I'm doing some self study where I encountered the phrase "conjugate family of distribution".
I tried to good it and look thought online posts and Wikipedia, but I'm still confused.
What is a family of distribution? What does family mean?
What's a conjugate family? Why call it conjugate?
Family: A family of distributions is a collection of distributions with a similar formula for the PDF, in which different choices of constant parameter values are used to specify various members of the family.

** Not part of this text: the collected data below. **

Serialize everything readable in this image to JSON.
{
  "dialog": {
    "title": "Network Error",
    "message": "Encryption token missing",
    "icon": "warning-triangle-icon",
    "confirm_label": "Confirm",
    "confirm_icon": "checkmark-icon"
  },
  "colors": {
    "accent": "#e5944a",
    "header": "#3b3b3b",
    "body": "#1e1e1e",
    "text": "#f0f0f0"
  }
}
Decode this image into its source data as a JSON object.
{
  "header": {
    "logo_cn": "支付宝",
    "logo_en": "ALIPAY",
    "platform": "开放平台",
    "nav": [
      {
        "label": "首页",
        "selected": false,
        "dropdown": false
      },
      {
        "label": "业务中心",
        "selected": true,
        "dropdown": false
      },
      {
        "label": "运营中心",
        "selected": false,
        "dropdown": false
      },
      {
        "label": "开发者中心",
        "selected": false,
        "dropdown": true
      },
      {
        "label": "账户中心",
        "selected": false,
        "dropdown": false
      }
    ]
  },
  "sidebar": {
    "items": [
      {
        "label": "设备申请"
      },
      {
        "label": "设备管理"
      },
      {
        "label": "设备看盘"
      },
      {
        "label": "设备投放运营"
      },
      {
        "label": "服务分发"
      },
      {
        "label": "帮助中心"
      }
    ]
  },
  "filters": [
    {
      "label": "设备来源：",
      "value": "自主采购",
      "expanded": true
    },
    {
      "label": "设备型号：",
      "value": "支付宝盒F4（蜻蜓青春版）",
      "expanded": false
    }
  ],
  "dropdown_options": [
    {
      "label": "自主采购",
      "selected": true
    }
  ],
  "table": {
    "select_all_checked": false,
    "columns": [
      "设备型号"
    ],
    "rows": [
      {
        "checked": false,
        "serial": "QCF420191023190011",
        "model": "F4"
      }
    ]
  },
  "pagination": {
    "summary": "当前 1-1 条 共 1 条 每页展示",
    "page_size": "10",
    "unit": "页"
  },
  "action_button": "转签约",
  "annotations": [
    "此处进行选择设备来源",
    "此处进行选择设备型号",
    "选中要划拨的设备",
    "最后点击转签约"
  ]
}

Three important examples of continuous families are $\mathsf{Norm}(\text{mean}=\mu,\, \text{SD}=\sigma),\,$ $\mathsf{Gamma}(\text{shape}=\alpha,\, \text{rate}=\lambda),$ and $\mathsf{Beta}(\text{shape}=\alpha, \text{shape}=\beta).$ Two important examples of discrete families are $\mathsf{Binom}(n,p)$ and $\mathsf{Poisson}(\lambda).$
Conjugacy: This terminology is mainly used in Bayesian statistics to mean 'mathematically compatible' in such a way that certain relationships are simple to show. For example, a beta prior distribution is said to be 'conjugate' to binomial likelihood, because the posterior distribution (found by multiplying) is easily seen to be a beta distribution. (Similarly, we say that a gamma prior is conjugate to a Poisson likelihood function.)
Example Consider the prior distribution $\mathsf{Beta}(2,3)$ and a binomial likelihood function based on observing $x$ successes in $n$ trials. The 'kernel' of the beta posterior has the form $$\theta^{x + 2-1}(1 - \theta)^{n - x + 3-1} \propto \theta^{2-1}(1 - \theta)^{3-1} \times \theta^x(1-\theta)^{n-x}.$$ Here the success probability is modeled as the random variable $\theta$ and the symbol $\propto$ is read "proportional to." The kernel of a density or likelihood function omits the norming constant multiple that makes a density integrate to $1.$
In this example the mathematical compatibility of the beta and binomial distributions allow us to recognize that the kernel of the posterior is that of the distribution $\mathsf{Beta}(x+2, n-x+3).$ This 'conjugacy' makes it possible to identify the posteriar distribution without having to integrate the denominator in the general form of Bayes' Theorem.
In particular, if the prior distribution is $\theta \sim \mathsf{Beta}(2,3)$ and we observe $x=10$ Successes in $n=30$ trials, the posterior distribution of $\theta$ is $\mathsf{Beta}(12, 23)$ and a 95% posterior interval estimate for $\theta$ is $(0.1975, 0.5053)$, as computed using R.